Можно ли ей помочь? Жива ли она? Я закрываю глаза, но ее изображение словно отпечаталось в моем мозгу. Открываю глаза.
Не могу не смотреть. К горлу подкатывает тошнота. Подхожу ближе. Так и есть. Она не дышит. Лоб липкий и теплый. Должно быть, умерла считанные минуты или даже секунды назад. Умерла.
Я умерла.
Не я.
Я не была готова услышать шаги снова, хотя ждала их. Будто три тысячи лет прошло, пока я стояла и смотрела на умершую женщину с моим лицом.
– Как ощущения?
– Она умерла, – в горле все еще першит, дрожит голос, срываются на фальцет гласные, меня душит кашель. – Наверное, перед тем, как меня сюда привели. Она теплая. Боже, она умерла, она умерла!..

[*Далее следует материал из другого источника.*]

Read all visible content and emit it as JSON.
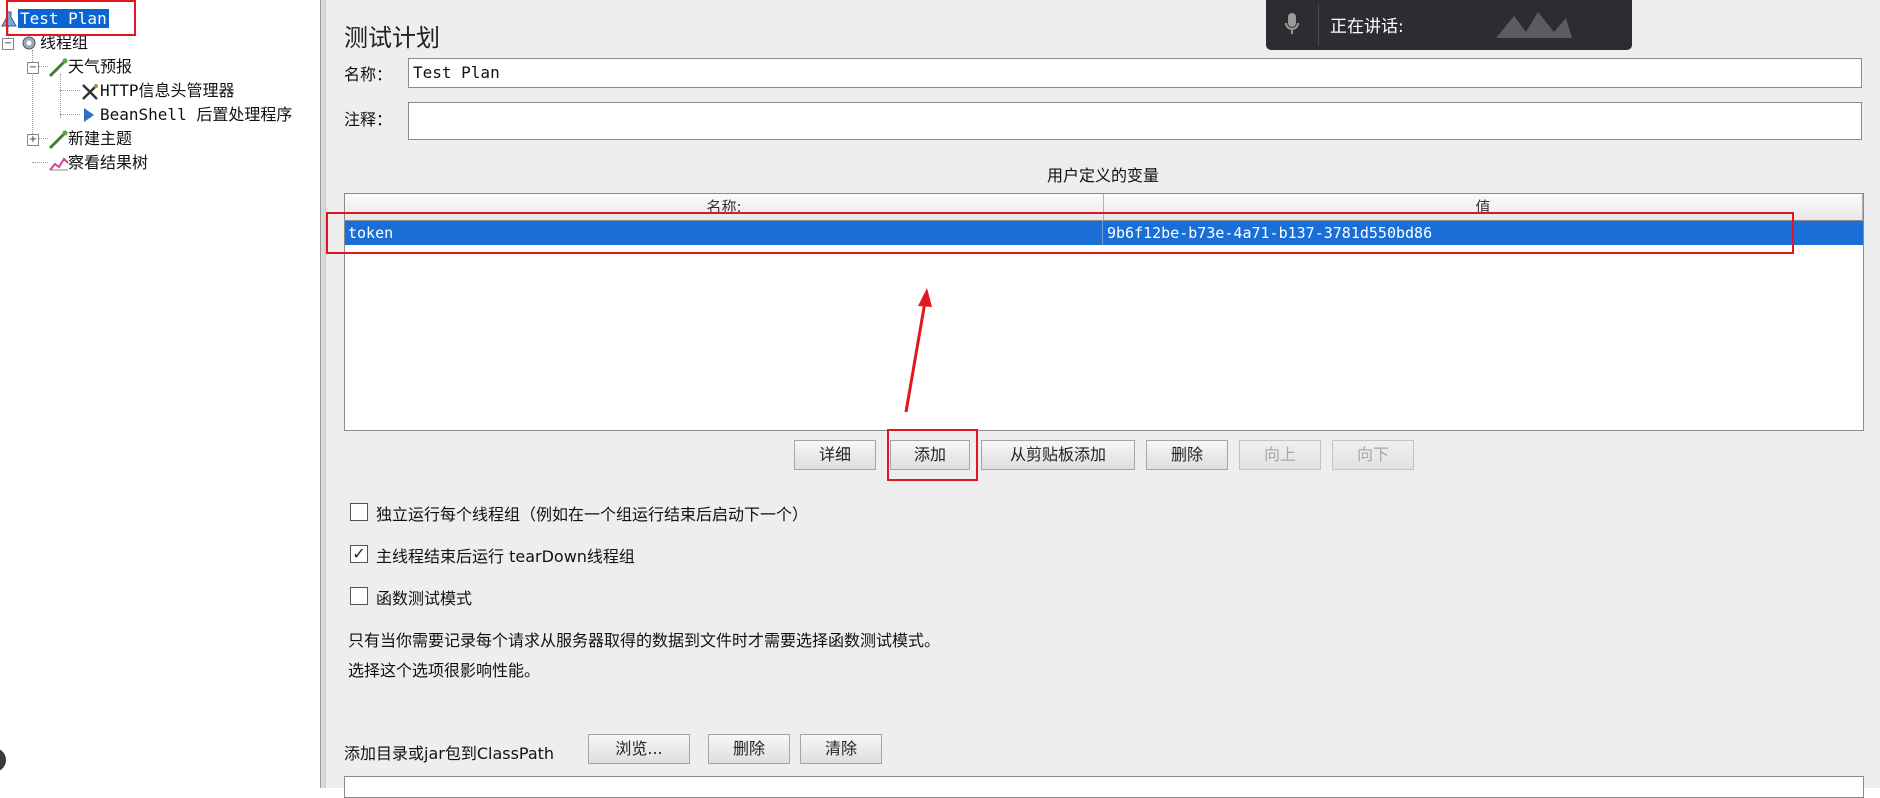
{
  "tree": {
    "items": [
      {
        "label": "Test Plan",
        "icon": "flask-icon"
      },
      {
        "label": "线程组",
        "icon": "gear-icon"
      },
      {
        "label": "天气预报",
        "icon": "pipette-icon"
      },
      {
        "label": "HTTP信息头管理器",
        "icon": "wrench-icon"
      },
      {
        "label": "BeanShell 后置处理程序",
        "icon": "arrow-icon"
      },
      {
        "label": "新建主题",
        "icon": "pipette-icon"
      },
      {
        "label": "察看结果树",
        "icon": "chart-icon"
      }
    ]
  },
  "panel": {
    "title": "测试计划",
    "name_label": "名称：",
    "name_value": "Test Plan",
    "comment_label": "注释：",
    "comment_value": "",
    "variables_caption": "用户定义的变量",
    "table": {
      "headers": [
        "名称:",
        "值"
      ],
      "rows": [
        {
          "name": "token",
          "value": "9b6f12be-b73e-4a71-b137-3781d550bd86"
        }
      ]
    },
    "buttons": {
      "detail": "详细",
      "add": "添加",
      "add_from_clipboard": "从剪贴板添加",
      "delete": "删除",
      "up": "向上",
      "down": "向下"
    },
    "options": [
      {
        "label": "独立运行每个线程组（例如在一个组运行结束后启动下一个）",
        "checked": false
      },
      {
        "label": "主线程结束后运行 tearDown线程组",
        "checked": true
      },
      {
        "label": "函数测试模式",
        "checked": false
      }
    ],
    "note_line1": "只有当你需要记录每个请求从服务器取得的数据到文件时才需要选择函数测试模式。",
    "note_line2": "选择这个选项很影响性能。",
    "classpath_label": "添加目录或jar包到ClassPath",
    "classpath_buttons": {
      "browse": "浏览...",
      "delete": "删除",
      "clear": "清除"
    }
  },
  "speaking": {
    "label": "正在讲话:"
  },
  "colors": {
    "selection": "#1a6fd6",
    "annotation": "#e4161d",
    "panel_bg": "#eeeeee"
  }
}
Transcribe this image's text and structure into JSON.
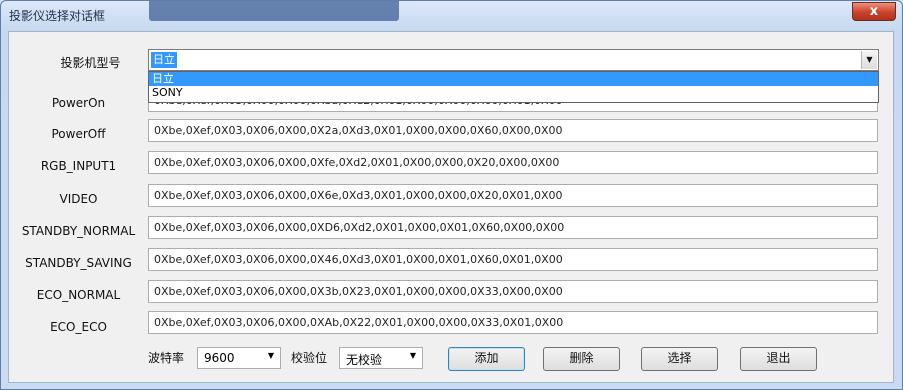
{
  "window": {
    "title": "投影仪选择对话框",
    "close_label": "x"
  },
  "projector_model": {
    "label": "投影机型号",
    "selected": "日立",
    "options": [
      "日立",
      "SONY"
    ]
  },
  "commands": [
    {
      "label": "PowerOn",
      "value": "0Xbe,0Xef,0X03,0X06,0X00,0Xba,0Xd2,0X01,0X00,0X00,0X60,0X01,0X00"
    },
    {
      "label": "PowerOff",
      "value": "0Xbe,0Xef,0X03,0X06,0X00,0X2a,0Xd3,0X01,0X00,0X00,0X60,0X00,0X00"
    },
    {
      "label": "RGB_INPUT1",
      "value": "0Xbe,0Xef,0X03,0X06,0X00,0Xfe,0Xd2,0X01,0X00,0X00,0X20,0X00,0X00"
    },
    {
      "label": "VIDEO",
      "value": "0Xbe,0Xef,0X03,0X06,0X00,0X6e,0Xd3,0X01,0X00,0X00,0X20,0X01,0X00"
    },
    {
      "label": "STANDBY_NORMAL",
      "value": "0Xbe,0Xef,0X03,0X06,0X00,0XD6,0Xd2,0X01,0X00,0X01,0X60,0X00,0X00"
    },
    {
      "label": "STANDBY_SAVING",
      "value": "0Xbe,0Xef,0X03,0X06,0X00,0X46,0Xd3,0X01,0X00,0X01,0X60,0X01,0X00"
    },
    {
      "label": "ECO_NORMAL",
      "value": "0Xbe,0Xef,0X03,0X06,0X00,0X3b,0X23,0X01,0X00,0X00,0X33,0X00,0X00"
    },
    {
      "label": "ECO_ECO",
      "value": "0Xbe,0Xef,0X03,0X06,0X00,0XAb,0X22,0X01,0X00,0X00,0X33,0X01,0X00"
    }
  ],
  "serial": {
    "baud_label": "波特率",
    "baud_value": "9600",
    "parity_label": "校验位",
    "parity_value": "无校验"
  },
  "buttons": {
    "add": "添加",
    "delete": "删除",
    "select": "选择",
    "exit": "退出"
  }
}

– Не страшно, у нас есть еще. Может быть, Вы захотите взглянуть.
– Сколько?
– Вам знать не обязательно.
Подручный мужчины с шейным платком снова потащил меня по коридорам, пока мы не вернулись в ту комнату, где я очнулась и встретилась с первым вариантом себя самой. Она там и сидела, безжизненная, как кукла, глаза пустые, в стену глядит. Перевела взгляд на меня, неловко встала, освобождая место. Меня швырнули на стул, едва его не опрокинув.
– Итак, – мужчина с шейным платком налил мне воды.
– Чего вы от меня хотите? Я не понимаю, я не…
– Перестаньте. Все Вы понимаете. Нам нужна информация, вся информация. Все, что Вы знаете, а знаете Вы немало.
– Ничего я не… я не…
Не скажу?..
Он кивает своему подручному. Тот подходит к «я-не-я» и бьет. По лицу, одним ударом опрокидывая «меня-не-меня» на пол. Ногой в живот. Я вздрагиваю. Она тихо стонет и привычным жестом прикрывает голову. У меня темнеет в глазах.
Удар, снова удар. И снова. И снова. Ее поднимают и еще раз бьют по лицу. Кровь веером брызг. Она плачет и подвывает, упорно прикрывая голову ладонями.
– Хватит! Хватит!.. Перестаньте!.. – я кричу так громко, что становится больно.
– Подойди, – тихо говорит мужчина с шейным платком.
Она подходит ко мне, ближе, ближе, с трудом опускает руки, опираясь на стол, смотрит мне прямо в глаза. Плачет и вздрагивает. Я чувствую металлический запах крови, почти ощущаю его на языке.
– Почему ты с ними?.. Ты с ними?..
Вопрос повисает в воздухе. Она смотрит на меня, рыдания все сильнее сотрясают ее. А я хочу закрыть глаза и уснуть. Все вокруг кажется безумным, диким сном. Я проснусь. Я проснусь. Я должна проснуться. Я ведь должна… правда?
У меня в голове каша. Не могу сосредоточиться. Не могу ничего. Не знаю. Не могу. Господи.
А она… начинает смеяться. Это смех пополам со слезами. Истерика. Я тоже хочу вот так – рассмеяться, расплакаться, закричать. Или просто проснуться.
Подручный человека с лиловым платком ленивым ударом вырубает вторую меня.